I mean, in the past year I’ve won four short-story writing competitions, got a distinction for my Masters Degree, and a publisher is interested in my book on autism, yet this feels like nothing next to the fact that Izzie can take off her own nappy. Which begs the question: have I become codependent with my own daughter?

The signs are there. My whole sense of purpose at the moment revolves around Izzie and her wellbeing. My emotional security rests on being able to meet her needs. I’m happy because I can keep her safe and secure. And the other day when we picked her up from her grandmother’s and she totally blanked me, I took it as a personal slight. She looked everywhere but at me – please look at daddy, tell me you missed me and you still love me, please, ah!

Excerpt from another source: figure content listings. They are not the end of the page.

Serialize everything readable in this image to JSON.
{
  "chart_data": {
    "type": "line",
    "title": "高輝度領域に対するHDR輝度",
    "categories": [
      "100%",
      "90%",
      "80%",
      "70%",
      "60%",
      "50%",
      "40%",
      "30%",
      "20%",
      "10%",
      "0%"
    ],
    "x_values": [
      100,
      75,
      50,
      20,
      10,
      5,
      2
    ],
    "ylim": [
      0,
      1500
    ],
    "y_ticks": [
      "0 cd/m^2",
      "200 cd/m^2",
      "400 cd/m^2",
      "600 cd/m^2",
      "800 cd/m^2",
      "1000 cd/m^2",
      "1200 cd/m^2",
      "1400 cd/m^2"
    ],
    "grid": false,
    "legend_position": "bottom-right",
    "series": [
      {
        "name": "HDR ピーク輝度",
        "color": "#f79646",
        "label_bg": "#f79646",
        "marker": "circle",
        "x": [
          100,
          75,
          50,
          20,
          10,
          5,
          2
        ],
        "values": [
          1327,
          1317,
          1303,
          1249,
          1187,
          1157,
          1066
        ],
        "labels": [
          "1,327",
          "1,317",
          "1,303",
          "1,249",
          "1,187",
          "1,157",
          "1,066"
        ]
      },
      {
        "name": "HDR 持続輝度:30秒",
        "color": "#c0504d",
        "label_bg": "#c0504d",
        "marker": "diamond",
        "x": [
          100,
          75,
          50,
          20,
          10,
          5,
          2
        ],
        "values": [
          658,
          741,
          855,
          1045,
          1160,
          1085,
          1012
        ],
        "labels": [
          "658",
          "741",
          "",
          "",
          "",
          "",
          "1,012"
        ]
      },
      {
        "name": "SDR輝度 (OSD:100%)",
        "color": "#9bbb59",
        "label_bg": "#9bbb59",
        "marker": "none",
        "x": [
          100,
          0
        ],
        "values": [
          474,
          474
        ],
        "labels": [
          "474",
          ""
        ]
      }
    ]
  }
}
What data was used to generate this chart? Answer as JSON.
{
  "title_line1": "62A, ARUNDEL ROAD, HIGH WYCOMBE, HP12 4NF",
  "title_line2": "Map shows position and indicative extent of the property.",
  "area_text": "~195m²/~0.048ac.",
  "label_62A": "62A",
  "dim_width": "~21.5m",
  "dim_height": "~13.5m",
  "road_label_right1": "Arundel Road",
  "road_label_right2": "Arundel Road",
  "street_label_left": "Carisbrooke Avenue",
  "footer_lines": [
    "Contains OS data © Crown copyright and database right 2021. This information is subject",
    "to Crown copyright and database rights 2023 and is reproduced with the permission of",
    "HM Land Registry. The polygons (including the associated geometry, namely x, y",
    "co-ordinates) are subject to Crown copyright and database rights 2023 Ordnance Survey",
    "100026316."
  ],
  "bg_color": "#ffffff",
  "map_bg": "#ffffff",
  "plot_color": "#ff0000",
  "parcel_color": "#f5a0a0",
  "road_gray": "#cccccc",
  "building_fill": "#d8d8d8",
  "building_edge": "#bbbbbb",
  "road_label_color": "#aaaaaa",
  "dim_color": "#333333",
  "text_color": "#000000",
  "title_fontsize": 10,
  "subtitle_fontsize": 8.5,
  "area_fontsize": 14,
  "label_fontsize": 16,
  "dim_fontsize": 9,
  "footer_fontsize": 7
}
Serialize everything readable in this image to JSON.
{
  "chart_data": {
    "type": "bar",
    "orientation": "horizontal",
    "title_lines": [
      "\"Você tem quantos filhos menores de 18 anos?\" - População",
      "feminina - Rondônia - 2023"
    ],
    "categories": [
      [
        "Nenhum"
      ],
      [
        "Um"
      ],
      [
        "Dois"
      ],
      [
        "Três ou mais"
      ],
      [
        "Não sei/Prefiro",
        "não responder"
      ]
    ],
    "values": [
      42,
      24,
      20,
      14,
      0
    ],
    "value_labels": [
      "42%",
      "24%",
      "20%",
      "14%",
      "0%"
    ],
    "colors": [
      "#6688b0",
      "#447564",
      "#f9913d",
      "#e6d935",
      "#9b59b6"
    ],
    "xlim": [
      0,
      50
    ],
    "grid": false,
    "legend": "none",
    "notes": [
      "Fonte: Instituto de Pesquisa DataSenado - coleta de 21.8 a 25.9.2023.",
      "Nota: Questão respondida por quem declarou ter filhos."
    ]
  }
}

But then, perhaps it’s normal at this stage – below the age of one – for a parent to feel so connected to his child. It’s meant to be that way, right? We’re programmed by evolution to nurture our children, protect them, because they’re so vulnerable. If we weren’t, we wouldn’t have survived as a species.

And the last few nights when I’ve been putting Izzie to bed, holding her close and rocking her to sleep, she’s taken out her dummy and pressed it into my mouth. How can you not be touched by such an innocent and selfless act of sharing?

That is, unless she’s actually saying, ‘Stop singing, dad, you sound like a jackass.’ Nah, I’m sure she does it because she loves me, right? Right?